Prevalence and Risk Factors of Cervical Dysplasia among Human Immunodeficiency Virus Sero-Positive Females on Highly Active Antiretroviral Therapy in Enugu, Southeastern, Nigeria

Document Type : Research Articles


1 Department of Medical Laboratory Sciences, Faculty of Health Sciences and Technology, College of Medicine, University of Nigeria Nsukka, Nigeria.

2 Department of Obstetrics and Gynaecology, Faculty of Medical Sciences, College of Medicine, University of Nigeria Nsukka, Nigeria.


Objective: Evaluation of prevalence and risk factors of cervical dysplasia among Human Immunodeficiency Virus
sero-positive (HIV+ve) females on Highly Active Antiretroviral Therapy (HAART) attending HIV clinic at University of
Nigeria Teaching Hospital (UNTH) Enugu, Southeastern, Nigeria. Methods: Structured questionnaire was used to obtain
socio-demographic and risk factors data. Cervical specimens were collected from 105 HIV +ve females on HAART and
104 HIV seronegative (HIV–ve) females. Pap smears were collected using cytobrush and Ayre’s spatula in a secluded
place. Smears were made on slides and placed in 95% ethyl alcohol for conventional Pap staining and the cytobrush
washed into the preservative containers for later Immunocytochemistry staining.

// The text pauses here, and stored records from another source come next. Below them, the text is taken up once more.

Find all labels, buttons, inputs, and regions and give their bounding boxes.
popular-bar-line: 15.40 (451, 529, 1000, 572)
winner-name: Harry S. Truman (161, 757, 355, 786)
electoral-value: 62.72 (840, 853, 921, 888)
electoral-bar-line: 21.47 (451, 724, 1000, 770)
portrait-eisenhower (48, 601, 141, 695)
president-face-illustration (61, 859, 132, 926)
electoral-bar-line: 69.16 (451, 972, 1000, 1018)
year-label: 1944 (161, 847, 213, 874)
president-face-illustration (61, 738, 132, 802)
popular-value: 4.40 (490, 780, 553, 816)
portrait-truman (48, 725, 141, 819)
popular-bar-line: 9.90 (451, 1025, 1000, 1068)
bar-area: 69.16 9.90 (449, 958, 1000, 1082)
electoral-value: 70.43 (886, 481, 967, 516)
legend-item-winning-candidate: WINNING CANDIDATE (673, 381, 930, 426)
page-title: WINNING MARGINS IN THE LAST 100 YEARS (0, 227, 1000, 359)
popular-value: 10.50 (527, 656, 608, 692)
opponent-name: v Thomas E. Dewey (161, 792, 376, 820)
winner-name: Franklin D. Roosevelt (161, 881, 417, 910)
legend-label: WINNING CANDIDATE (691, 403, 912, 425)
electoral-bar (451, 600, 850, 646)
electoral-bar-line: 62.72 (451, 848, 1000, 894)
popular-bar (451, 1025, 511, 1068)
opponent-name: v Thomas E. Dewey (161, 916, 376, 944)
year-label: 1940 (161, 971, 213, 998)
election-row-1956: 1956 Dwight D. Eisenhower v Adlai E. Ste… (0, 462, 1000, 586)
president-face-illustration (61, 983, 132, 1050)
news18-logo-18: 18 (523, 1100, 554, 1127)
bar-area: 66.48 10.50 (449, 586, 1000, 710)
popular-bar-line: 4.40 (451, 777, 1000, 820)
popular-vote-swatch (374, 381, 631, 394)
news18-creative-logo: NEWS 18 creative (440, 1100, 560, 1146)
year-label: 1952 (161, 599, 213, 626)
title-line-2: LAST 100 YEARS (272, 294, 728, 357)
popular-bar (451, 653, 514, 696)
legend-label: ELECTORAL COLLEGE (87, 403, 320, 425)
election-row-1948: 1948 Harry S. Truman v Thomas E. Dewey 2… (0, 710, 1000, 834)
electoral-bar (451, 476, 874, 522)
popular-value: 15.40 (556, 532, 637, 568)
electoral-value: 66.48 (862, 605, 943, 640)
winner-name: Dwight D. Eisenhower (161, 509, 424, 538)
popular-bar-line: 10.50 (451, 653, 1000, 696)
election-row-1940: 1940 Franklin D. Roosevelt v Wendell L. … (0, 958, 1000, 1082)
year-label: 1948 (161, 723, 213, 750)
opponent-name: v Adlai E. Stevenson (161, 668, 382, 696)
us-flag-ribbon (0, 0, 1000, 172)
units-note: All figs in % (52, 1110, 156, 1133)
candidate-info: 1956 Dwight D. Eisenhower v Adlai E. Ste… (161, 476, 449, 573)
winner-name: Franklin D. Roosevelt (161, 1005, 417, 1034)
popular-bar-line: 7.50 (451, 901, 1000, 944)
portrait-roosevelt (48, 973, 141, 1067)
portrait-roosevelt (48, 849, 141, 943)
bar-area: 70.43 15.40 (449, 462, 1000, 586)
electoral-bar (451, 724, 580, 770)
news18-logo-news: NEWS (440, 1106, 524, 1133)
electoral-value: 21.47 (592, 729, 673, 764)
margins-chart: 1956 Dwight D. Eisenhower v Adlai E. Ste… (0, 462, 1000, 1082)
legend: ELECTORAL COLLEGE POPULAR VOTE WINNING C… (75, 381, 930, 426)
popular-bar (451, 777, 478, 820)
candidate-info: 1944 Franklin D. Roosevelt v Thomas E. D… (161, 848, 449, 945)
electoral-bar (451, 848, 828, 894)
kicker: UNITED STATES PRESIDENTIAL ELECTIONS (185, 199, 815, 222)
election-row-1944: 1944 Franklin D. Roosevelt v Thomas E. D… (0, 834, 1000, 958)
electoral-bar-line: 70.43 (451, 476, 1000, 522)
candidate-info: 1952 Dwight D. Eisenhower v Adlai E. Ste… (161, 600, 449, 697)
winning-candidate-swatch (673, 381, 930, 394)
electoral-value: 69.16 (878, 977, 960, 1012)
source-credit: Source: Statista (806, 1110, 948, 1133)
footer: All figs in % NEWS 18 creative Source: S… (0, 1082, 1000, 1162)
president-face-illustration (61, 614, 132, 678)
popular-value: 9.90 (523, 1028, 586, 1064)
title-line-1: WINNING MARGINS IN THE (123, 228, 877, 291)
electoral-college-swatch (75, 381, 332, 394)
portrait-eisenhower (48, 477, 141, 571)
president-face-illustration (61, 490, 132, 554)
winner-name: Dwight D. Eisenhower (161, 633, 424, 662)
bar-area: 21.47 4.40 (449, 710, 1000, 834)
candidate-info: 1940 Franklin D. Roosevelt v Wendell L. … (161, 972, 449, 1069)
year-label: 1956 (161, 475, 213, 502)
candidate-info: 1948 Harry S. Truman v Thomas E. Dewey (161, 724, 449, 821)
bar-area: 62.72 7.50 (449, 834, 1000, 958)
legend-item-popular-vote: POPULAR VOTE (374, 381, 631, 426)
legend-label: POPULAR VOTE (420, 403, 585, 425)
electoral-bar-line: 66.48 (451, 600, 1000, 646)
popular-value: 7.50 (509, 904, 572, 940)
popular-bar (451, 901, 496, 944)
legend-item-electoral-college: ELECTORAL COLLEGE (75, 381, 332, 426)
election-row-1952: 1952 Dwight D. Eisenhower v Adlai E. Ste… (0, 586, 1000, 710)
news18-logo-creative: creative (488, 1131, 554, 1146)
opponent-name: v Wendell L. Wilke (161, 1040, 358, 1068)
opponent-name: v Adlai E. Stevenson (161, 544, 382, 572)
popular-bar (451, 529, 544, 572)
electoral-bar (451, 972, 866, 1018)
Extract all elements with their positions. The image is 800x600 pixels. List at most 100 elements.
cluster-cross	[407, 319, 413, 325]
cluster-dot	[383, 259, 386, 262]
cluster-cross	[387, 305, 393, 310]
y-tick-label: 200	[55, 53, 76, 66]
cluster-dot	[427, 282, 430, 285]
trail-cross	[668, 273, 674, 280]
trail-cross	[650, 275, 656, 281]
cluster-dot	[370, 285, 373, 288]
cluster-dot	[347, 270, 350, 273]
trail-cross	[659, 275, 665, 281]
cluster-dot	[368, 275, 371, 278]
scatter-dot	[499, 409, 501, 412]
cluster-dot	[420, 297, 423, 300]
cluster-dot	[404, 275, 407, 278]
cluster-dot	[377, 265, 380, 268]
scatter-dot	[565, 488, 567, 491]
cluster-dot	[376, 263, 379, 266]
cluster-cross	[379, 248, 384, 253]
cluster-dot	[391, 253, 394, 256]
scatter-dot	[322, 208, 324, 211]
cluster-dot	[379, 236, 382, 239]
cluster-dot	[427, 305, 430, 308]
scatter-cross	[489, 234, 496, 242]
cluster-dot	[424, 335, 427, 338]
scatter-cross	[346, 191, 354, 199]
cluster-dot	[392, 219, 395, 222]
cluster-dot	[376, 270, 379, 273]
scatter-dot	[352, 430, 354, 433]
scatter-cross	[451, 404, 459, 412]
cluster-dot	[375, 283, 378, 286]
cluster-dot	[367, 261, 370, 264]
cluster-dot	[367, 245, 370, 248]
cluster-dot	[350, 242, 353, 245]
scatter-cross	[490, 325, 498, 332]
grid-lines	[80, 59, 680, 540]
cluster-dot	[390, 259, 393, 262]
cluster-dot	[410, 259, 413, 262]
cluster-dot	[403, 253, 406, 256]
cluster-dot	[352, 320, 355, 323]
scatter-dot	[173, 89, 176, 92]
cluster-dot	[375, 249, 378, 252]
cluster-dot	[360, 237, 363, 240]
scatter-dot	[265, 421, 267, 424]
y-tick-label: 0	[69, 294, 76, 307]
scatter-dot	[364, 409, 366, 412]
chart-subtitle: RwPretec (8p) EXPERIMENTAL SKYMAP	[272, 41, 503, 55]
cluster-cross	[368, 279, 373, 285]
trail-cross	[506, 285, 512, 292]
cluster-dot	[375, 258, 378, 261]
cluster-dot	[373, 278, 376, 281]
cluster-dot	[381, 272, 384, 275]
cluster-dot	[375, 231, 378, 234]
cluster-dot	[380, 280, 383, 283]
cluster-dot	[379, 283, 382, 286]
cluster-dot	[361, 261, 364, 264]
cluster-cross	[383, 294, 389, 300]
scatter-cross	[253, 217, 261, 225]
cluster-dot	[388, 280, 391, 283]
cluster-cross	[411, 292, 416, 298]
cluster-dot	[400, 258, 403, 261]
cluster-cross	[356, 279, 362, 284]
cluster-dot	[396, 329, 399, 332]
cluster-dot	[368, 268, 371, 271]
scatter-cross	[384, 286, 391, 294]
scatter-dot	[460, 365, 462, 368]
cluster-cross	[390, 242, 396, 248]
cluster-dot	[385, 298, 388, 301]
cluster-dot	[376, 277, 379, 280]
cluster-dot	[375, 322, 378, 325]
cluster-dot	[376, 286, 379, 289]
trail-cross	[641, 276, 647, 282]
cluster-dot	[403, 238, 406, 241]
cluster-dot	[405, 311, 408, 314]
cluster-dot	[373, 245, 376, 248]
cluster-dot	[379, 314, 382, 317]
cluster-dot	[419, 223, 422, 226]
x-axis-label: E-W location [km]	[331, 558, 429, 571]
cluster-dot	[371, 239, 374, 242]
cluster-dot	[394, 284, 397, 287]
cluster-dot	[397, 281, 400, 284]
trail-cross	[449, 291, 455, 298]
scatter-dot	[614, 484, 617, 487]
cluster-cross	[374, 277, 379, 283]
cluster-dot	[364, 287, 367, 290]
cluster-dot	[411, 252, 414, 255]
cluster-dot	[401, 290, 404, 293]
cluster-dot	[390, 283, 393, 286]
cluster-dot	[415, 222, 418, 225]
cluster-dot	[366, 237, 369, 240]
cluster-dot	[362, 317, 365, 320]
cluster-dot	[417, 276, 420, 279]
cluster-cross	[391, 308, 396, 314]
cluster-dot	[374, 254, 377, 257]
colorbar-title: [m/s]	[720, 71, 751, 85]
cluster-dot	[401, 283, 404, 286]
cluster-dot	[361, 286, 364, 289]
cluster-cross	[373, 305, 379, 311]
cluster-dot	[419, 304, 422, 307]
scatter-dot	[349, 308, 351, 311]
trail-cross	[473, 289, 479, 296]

Blood samples were used for HIV
screening. Immunocytochemistry activity using anti-P16INK4A was carried out on the Pap smears that were positive
for cervical dysplasia. Results: Pap staining showed prevalence of cervical dysplasia among HIV+ve on HAART
19.05%, (ASCUS 14.29%, LSIL 3.81%, HSIL 0.95%) whereas HIV-ve was 6.73%, p = 0.008. Only the HSIL 0.95%
was positive for P16INK4A. Odds ratios at 95% Confident Interval of the risk factors of cervical dysplasia were thus;
HIV+ve, 3.26 (1.31-8.09), education less than secondary school 3.23 (1.25-8.37), polygamy 3.23 (1.25-8.37), smoking
1.36 (0.15-12.10), married 2.08 (0.43-2.31), grand multi gravidity 1.72 (0.72-4.11), grand multi parity 1.54 (0.66-3.61),
positive history of sexually transmitted diseases 2.49 (1.06-5.80). Uptake of cervical cancer screening was low in both
study groups, 7 (6.7%) among HIV+ve on HAART and 14 (13.5%) among HIV-ve females, P = 0.102. Conclusion:
HAART had cytoprotective effect against cervical dysplasia in HIV+ve females, by reducing progression of ASCUS to
LSIL, HSIL and cervical cancer. Progression from normal to ASCUS increased which could be due to latency or/and
prolonged persistent high risk HPV and HIV infections, of the most sexually active age group before diagnosed of HIV.